You need to make sure your course is accredited and industry recognised in order to get yourself insured. Again this is purely to get insurance, you need to get more knowledge under your belt by self education as the material in the courses aren’t the be all and end all, they are pretty much the basics and aim it healthy dogs, also don’t let the price determine the quality of the course, check with the provider, see who wrote the course, they will tell you then you can do your research on them and if they advocate methods that you know are wrong, they don’t partake in the course, find another!

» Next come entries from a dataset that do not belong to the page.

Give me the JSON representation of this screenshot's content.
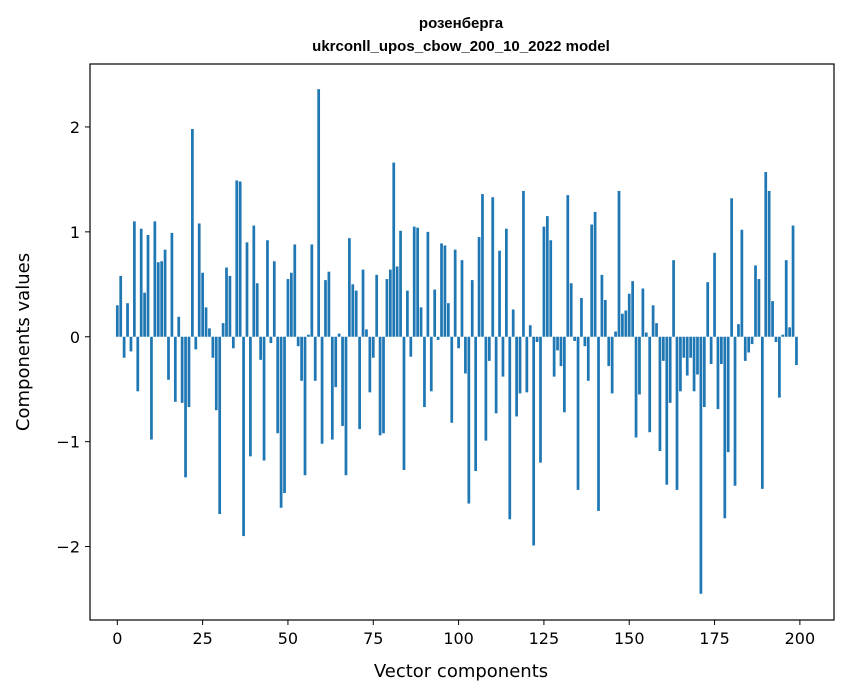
{
  "chart_data": {
    "type": "bar",
    "title": "розенберга",
    "subtitle": "ukrconll_upos_cbow_200_10_2022 model",
    "xlabel": "Vector components",
    "ylabel": "Components values",
    "xlim": [
      -8,
      210
    ],
    "ylim": [
      -2.7,
      2.6
    ],
    "xticks": [
      0,
      25,
      50,
      75,
      100,
      125,
      150,
      175,
      200
    ],
    "yticks": [
      -2,
      -1,
      0,
      1,
      2
    ],
    "ytick_labels": [
      "−2",
      "−1",
      "0",
      "1",
      "2"
    ],
    "bar_color": "#1f77b4",
    "grid": false,
    "legend": "none",
    "values": [
      0.3,
      0.58,
      -0.2,
      0.32,
      -0.14,
      1.1,
      -0.52,
      1.03,
      0.42,
      0.97,
      -0.98,
      1.1,
      0.71,
      0.72,
      0.83,
      -0.41,
      0.99,
      -0.62,
      0.19,
      -0.63,
      -1.34,
      -0.67,
      1.98,
      -0.12,
      1.08,
      0.61,
      0.28,
      0.08,
      -0.2,
      -0.7,
      -1.69,
      0.13,
      0.66,
      0.58,
      -0.11,
      1.49,
      1.48,
      -1.9,
      0.9,
      -1.14,
      1.06,
      0.51,
      -0.22,
      -1.18,
      0.92,
      -0.06,
      0.72,
      -0.92,
      -1.63,
      -1.49,
      0.55,
      0.61,
      0.88,
      -0.09,
      -0.42,
      -1.32,
      0.02,
      0.88,
      -0.42,
      2.36,
      -1.02,
      0.54,
      0.62,
      -0.98,
      -0.48,
      0.03,
      -0.85,
      -1.32,
      0.94,
      0.5,
      0.44,
      -0.88,
      0.64,
      0.07,
      -0.53,
      -0.2,
      0.59,
      -0.94,
      -0.92,
      0.55,
      0.64,
      1.66,
      0.67,
      1.01,
      -1.27,
      0.44,
      -0.19,
      1.05,
      1.04,
      0.28,
      -0.67,
      1.0,
      -0.52,
      0.45,
      -0.03,
      0.89,
      0.87,
      0.32,
      -0.82,
      0.83,
      -0.11,
      0.73,
      -0.35,
      -1.59,
      0.54,
      -1.28,
      0.95,
      1.36,
      -0.99,
      -0.23,
      1.33,
      -0.73,
      0.82,
      -0.38,
      1.03,
      -1.74,
      0.26,
      -0.76,
      -0.54,
      1.39,
      -0.53,
      0.11,
      -1.99,
      -0.05,
      -1.2,
      1.05,
      1.15,
      0.92,
      -0.38,
      -0.13,
      -0.28,
      -0.72,
      1.35,
      0.51,
      -0.04,
      -1.46,
      0.37,
      -0.09,
      -0.42,
      1.07,
      1.19,
      -1.66,
      0.59,
      0.35,
      -0.28,
      -0.54,
      0.05,
      1.39,
      0.22,
      0.25,
      0.41,
      0.53,
      -0.96,
      -0.55,
      0.46,
      0.04,
      -0.91,
      0.3,
      0.13,
      -1.09,
      -0.23,
      -1.41,
      -0.63,
      0.73,
      -1.46,
      -0.52,
      -0.2,
      -0.37,
      -0.2,
      -0.52,
      -0.36,
      -2.45,
      -0.67,
      0.52,
      -0.26,
      0.8,
      -0.69,
      -0.26,
      -1.73,
      -1.1,
      1.32,
      -1.42,
      0.12,
      1.02,
      -0.23,
      -0.15,
      -0.07,
      0.68,
      0.55,
      -1.45,
      1.57,
      1.39,
      0.34,
      -0.05,
      -0.58,
      0.02,
      0.73,
      0.09,
      1.06,
      -0.27
    ]
  }
}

I personally have letters after my name after completing my diploma (BCCSDip.HthNut) which looks fancy and can give an illusion of credibility, but that diploma alone enabling me to use them letters is inadequate, my knowledge has developed /advanced significantly since then and THAT is what’s credible. Don’t let fancy letters fool you, they mean diddly squat, it most definitely doesn’t mean you should take what that person says as gospel, always research and that’s coming from me, research everything i say, that way over time you’ll see what i say is credible and it will build a unique bond between us as you’ll know i’m a trust worthy source of information and guidance and use me as a short cut to your own knowledge!!
Remember if your doing these courses in respect of starting a business in this niche, then in the UK, you can’t call yourself a “Canine Nutritionist” it’s frowned upon by the RCVS/VMD/BVA this is why i label myself as a “Canine Nutrition and Welfare Fanatic” some label themselves as “Canine Dietary Consultants/Specialists” regardless of the label, as long as they’re insured your good to go to follow their guidance just do your research of the back of what you read from them, use it as a starting point! 🙂
These are my Social Media Colleagues and/or inspirations who i don’t always agree with 100% as it’s not always about following, it’s about learning and adapting your own guidance although i keep my circle small, this list isn’t exhaustive, there are others i just forget allot of names until i see their content on my social media platforms!
- Hope Turner of Healthful Dog Magazine
- Junior Hudson of Heal the Dog
- Elka Bekmatova of Canine & Equine Prime Nutrition
- Jason Allen of Workshop Raw
- Emma Rutherford of The Natural Canine Kitchen
- Catherine Edwards of the Catherine Edwards Academy
- Caroline Griffiths of the Spiritual Dog Trainer
- Julie Arnold of Naturally Healthy Dogs Ltd
- Luca Drey of Hear Me See Me Love
- Stefanie Jane of Stefs Pet Pantry
- Gabriele Joy of Canine Ascension
- Jackie Gowland of The Functional Canine
- Scott Marshall II of Dog Dad
- Kimberly Morris Gauthier of Keep The Tail Wagging
- Renee Morin of Repawsitory
- Ronny Lejeune of Perfectly Rawsome
- Rodney Habib of Planet Paws
Veterinary and /or Doctor Inspirations (Global)
- Dr Nick Thompson of Holistic Vet Ltd (Holistic Vet)
- Dr Conor Brady of Dogs First (Doctor, but Non-Veterinary)
- Dr Jean Dodds of Nutriscan/Hemopet
- Dr Ronald Schults (World Renowned Veterinary Immunisation Specialist)
- Dr John Robb of Protect The Pets
- Dr Karen Becker
- Dr Judy Morgan
- Dr Ian Billinghurst
Authors / Filmographers/Producers (Inclusive of the above too)
- Catherine O’Driscol of Canine Health Concern
- Kohl Harrington of Pet Fooled
I hope this gives a little insight and helps you make a decision if you wish to partake and spend money on a course in canine nutrition!